De Rothko se dice que exigía hasta el punto de sentírsele menguar el corazón, y trabajaba por días, indeciso del resultado, cuando creaba aquellas famosas pinturas que sólo se reconocen por un color elocuente que domina el lienzo todo, o lo comparte con otro de trazos fuertes y difusos; obras que al ojo desinteresado parecería que las podría pintar un niño o un aficionado, pero que tenían tras de sí toda una vida de experiencias artísticas. Y como ese puede prodigarse los ejemplos.

Todo arte descubre dificultades que el artista debe desvelar y resolver para crear algo, ya se trate de complicaciones inherentes al género, a la materia, o a su propia psicología. La facilidad de la obra de arte no corresponde con simplicidad de la creación, ni tampoco al incierto proceso de la comprensión de los lectores o espectadores. Es una ficción, que viene como resultado del buen hacer del creador. Ocurre en todo lo que ha sido creado, cuando es vital y genuino, que de algún modo aparece fácil y espontáneo, cuando nos acercamos a él como el resultado cristalizado de un decisivo esfuerzo.
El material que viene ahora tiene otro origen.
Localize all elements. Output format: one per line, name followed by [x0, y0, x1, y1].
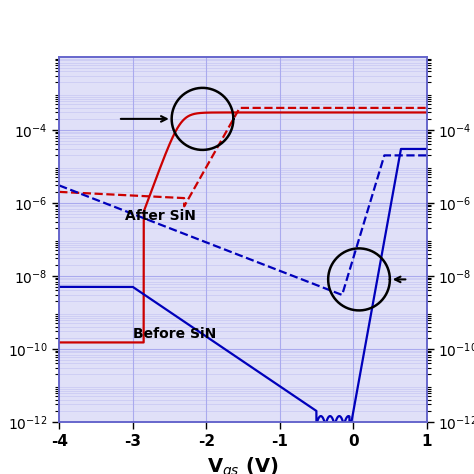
Text: Before SiN: Before SiN: [133, 327, 216, 341]
Text: After SiN: After SiN: [125, 209, 196, 222]
X-axis label: V$_{gs}$ (V): V$_{gs}$ (V): [207, 456, 279, 474]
No sorprende que un creador sensible como Schiller describiera a la obra artística como la idea de la “libertad en apariencia”, con la conciencia de quien sabe lo mucho que ha debido de trabajar para dar lugar a la imagen de algo concebido sin restricciones y sin limitaciones.

El artista es aquella rara criatura que se somete de suyo propio a las tribulaciones y esclavitudes, para dar la apariencia de lo libre, lo fácil y lo bello.